Sai Island in Northern Sudan has been continuously settled from Prehistory to modern times being occupied by various people throughout the ages. It is well known that the New Kingdom monuments, both the town site and the cemeteries, were reused in periods after the Pharaonic era. We found plenty of evidence during our excavations at SAV1 West and SAV1 East this year – one very nice piece is the adorable giraffe graffito.
For the cemetery SAC5, a re-use of 18th Dynasty tombs in the Late New Kingdom and in the Prenapatan and Napatan Period is well attested thanks to the excavations of the French mission (see Thill 2006-2007). This period, roughly the late 11th century up to the 8th century BCE, is still little understood in Northern Sudan (as it is the case for Egypt) – current excavations, especially at Tombos and Amara West, illustrate that much remains to be discovered from this era.

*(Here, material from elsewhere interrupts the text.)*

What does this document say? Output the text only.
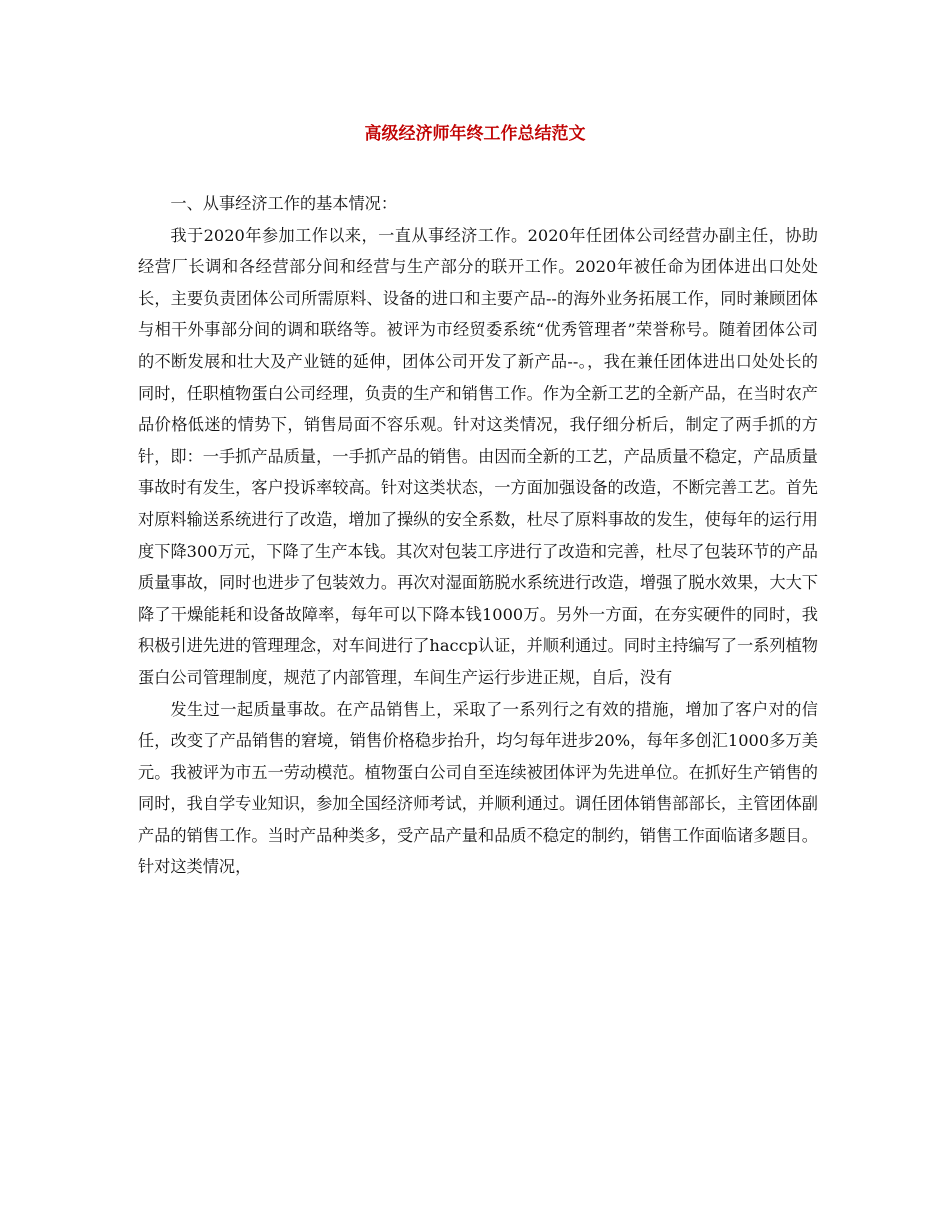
高级经济师年终工作总结范文

一、从事经济工作的基本情况：

我于2020年参加工作以来，一直从事经济工作。2020年任团体公司经营办副主任，协助经营厂长调和各经营部分间和经营与生产部分的联开工作。2020年被任命为团体进出口处处长，主要负责团体公司所需原料、设备的进口和主要产品--的海外业务拓展工作，同时兼顾团体与相干外事部分间的调和联络等。被评为市经贸委系统“优秀管理者”荣誉称号。随着团体公司的不断发展和壮大及产业链的延伸，团体公司开发了新产品--。，我在兼任团体进出口处处长的同时，任职植物蛋白公司经理，负责的生产和销售工作。作为全新工艺的全新产品，在当时农产品价格低迷的情势下，销售局面不容乐观。针对这类情况，我仔细分析后，制定了两手抓的方针，即：一手抓产品质量，一手抓产品的销售。由因而全新的工艺，产品质量不稳定，产品质量事故时有发生，客户投诉率较高。针对这类状态，一方面加强设备的改造，不断完善工艺。首先对原料输送系统进行了改造，增加了操纵的安全系数，杜尽了原料事故的发生，使每年的运行用度下降300万元，下降了生产本钱。其次对包装工序进行了改造和完善，杜尽了包装环节的产品质量事故，同时也进步了包装效力。再次对湿面筋脱水系统进行改造，增强了脱水效果，大大下降了干燥能耗和设备故障率，每年可以下降本钱1000万。另外一方面，在夯实硬件的同时，我积极引进先进的管理理念，对车间进行了haccp认证，并顺利通过。同时主持编写了一系列植物蛋白公司管理制度，规范了内部管理，车间生产运行步进正规，自后，没有

发生过一起质量事故。在产品销售上，采取了一系列行之有效的措施，增加了客户对的信任，改变了产品销售的窘境，销售价格稳步抬升，均匀每年进步20%，每年多创汇1000多万美元。我被评为市五一劳动模范。植物蛋白公司自至连续被团体评为先进单位。在抓好生产销售的同时，我自学专业知识，参加全国经济师考试，并顺利通过。调任团体销售部部长，主管团体副产品的销售工作。当时产品种类多，受产品产量和品质不稳定的制约，销售工作面临诸多题目。针对这类情况，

Today, we started the surface cleaning in a new area in cemetery SAC5. Thanks to the arrival of Florence Thill, who joined us for the upcoming weeks as external expert, we agreed to investigate an as-yet unexplored zone between the already excavated tombs.
We are currently focusing on the southeastern surroundings of tomb 8. This 18th Dynasty tomb was also used as burial place in the Napatan period – therefore it came as no surprise that the ceramics we collected today from the surface cover a large time span: mid-late 18th Dynasty, Late Ramesside, Pre-Napatan, Napatan and Christian period! Most of the material dates to the 10th-8th centuries BCE – very exciting!
The next days of work will hopefully tell us whether there are more reused 18th Dynasty tombs in this sector of SAC5, or even a Post-New Kingdom burial place. The first finds are very promising in many respects!
F. Thill. 2006-2007. Les réoccupations “(pré)napatéennes” dans la cimetière égyptien 8B5/SAC5 de Sai, in: Mélanges offerts à Francis Geus, CRIPEL 26, 353–369.